現代日本語のひらがなに対応する文字がないドゥナン語の音は、ここでは以下のように表記しています。
1.「か」「き」「く」の鼻音はそれぞれ「゜」を付けて「か゜」「き゜」「く゜」と表記する。
例) あか゜ "私が" かか゜ん ~ かんか゜ん "鏡"
2.子音 t(タ行), k(カ行)の清音でも濁音でもない音は「っ」をはじめにつけて表記する。
例) たー "田" だー "家" ったー "舌"
「つぁ」「ち」「つ」「ぱ」「ぴ」「ぷ」、単語内のt, kは清音との対立がないので「っ」の表記はしない。
例) いゆぱし "魚釣り" すたん "来た"
3.小さい文字を付けて表記する。
例) でゃーでぃ "大事、大変"
「与那国語辞典」と違うところ、その理由。
「与那国語辞典」では、1.は「あんか゜」のように「んか゜」の二文字で「か゜」の音を表記しています。実際には、この「か゜」の前の「ん」の音は一部の単語意外では発音されないため、「か゜」一文字で表記します。「与那国語辞典」でも発音記号表記では[aŋa]のように「か゜」の前の「ん」に当たる音は表記されていません。
「与那国語辞典」はドゥナン語の単語をカタカナで表記し、2.の音(発音記号では[t']のように" ' "付き)を対立の有無にかかわらず、ひらがなで表記しています。将来ドゥナン語で読み書きする際に外来語などをカタカナで表記する可能性があるため、カタカナ・ひらがな混じりの表記はしません。また、単語内の2.の音は日本語話者が表記通り発音してもほぼドゥナン語の音で発音でき、煩雑さを避けるためにも特別の表記はしません。

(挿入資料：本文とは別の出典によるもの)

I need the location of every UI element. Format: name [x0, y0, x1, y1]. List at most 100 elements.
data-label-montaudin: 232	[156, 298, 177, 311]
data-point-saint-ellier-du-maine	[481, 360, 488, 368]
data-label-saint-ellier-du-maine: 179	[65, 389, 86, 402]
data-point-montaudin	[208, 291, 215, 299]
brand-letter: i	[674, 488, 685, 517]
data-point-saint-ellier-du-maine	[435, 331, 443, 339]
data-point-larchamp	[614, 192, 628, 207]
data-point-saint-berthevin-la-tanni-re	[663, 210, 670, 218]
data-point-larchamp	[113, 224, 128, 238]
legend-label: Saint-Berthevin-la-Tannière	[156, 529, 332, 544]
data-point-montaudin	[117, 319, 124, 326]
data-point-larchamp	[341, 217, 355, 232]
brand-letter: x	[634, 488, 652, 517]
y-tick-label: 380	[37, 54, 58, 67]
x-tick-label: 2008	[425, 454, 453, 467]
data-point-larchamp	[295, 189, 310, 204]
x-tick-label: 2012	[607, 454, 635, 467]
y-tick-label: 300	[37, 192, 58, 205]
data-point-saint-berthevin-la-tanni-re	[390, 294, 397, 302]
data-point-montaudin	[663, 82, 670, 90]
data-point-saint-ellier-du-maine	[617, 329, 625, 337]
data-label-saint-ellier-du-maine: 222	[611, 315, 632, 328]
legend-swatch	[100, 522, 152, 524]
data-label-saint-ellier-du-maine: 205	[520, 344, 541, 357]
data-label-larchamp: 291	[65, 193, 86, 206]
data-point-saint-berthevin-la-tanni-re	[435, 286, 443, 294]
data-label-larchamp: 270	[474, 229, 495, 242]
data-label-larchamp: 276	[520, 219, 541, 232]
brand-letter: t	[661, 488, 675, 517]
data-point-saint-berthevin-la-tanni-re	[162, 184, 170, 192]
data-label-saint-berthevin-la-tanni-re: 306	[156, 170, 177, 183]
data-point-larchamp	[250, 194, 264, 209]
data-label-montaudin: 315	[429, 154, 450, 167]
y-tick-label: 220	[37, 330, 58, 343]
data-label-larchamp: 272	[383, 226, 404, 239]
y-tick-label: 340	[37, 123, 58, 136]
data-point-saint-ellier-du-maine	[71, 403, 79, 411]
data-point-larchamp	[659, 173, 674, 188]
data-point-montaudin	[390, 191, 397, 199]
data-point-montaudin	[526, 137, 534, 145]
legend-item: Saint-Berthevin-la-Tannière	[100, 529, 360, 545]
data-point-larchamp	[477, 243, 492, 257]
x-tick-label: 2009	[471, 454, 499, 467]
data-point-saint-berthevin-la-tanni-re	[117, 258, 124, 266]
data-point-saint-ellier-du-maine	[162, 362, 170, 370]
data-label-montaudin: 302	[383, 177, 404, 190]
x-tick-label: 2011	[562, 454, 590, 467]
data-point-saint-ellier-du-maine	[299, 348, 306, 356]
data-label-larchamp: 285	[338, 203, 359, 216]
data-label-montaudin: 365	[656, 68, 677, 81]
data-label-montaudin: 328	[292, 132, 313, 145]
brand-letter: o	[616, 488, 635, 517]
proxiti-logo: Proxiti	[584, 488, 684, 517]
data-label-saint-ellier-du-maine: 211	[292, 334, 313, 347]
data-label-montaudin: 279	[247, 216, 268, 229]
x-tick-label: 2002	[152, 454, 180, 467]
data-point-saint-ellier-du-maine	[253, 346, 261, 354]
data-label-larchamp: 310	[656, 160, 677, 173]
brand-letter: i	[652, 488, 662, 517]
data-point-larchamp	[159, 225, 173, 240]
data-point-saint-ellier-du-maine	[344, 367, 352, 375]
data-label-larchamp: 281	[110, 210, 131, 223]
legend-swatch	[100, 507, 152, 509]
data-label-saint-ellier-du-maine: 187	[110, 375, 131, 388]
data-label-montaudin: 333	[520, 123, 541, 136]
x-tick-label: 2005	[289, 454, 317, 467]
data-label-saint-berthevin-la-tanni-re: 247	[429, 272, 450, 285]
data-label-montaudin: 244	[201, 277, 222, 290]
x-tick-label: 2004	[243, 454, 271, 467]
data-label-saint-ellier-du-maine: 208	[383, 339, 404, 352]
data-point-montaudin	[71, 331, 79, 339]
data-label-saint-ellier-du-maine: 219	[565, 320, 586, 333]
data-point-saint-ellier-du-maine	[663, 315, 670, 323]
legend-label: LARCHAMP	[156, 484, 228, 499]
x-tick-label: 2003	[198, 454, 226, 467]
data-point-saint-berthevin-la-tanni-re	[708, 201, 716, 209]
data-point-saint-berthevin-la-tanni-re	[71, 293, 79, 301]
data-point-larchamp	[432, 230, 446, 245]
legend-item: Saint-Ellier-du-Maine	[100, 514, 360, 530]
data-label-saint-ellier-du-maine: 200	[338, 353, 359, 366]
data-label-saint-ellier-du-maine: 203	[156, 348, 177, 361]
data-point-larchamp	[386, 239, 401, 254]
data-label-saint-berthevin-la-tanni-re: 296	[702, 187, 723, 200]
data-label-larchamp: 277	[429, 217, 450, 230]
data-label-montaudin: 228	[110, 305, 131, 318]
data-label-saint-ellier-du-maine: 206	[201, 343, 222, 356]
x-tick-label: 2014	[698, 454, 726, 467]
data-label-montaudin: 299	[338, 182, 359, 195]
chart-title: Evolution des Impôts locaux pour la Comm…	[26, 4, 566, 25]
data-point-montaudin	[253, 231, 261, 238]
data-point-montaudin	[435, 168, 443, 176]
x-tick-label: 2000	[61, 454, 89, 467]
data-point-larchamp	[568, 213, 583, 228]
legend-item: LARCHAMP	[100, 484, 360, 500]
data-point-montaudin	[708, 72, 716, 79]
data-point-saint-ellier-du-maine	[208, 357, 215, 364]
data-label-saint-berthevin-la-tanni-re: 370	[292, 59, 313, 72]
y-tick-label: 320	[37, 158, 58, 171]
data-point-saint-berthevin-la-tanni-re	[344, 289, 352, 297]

言語名は、その言語の話者が自分たちの言語を呼ぶときに使う言葉をそのまま使うのが一般的なため、与那国語を指す「どぅなん むぬい」から「語」の部分を取った「どぅなん」を使っています。Dunan (Yonaguni-Ryukyuan)「ドゥナン語(与那国語)」と併記することもあります。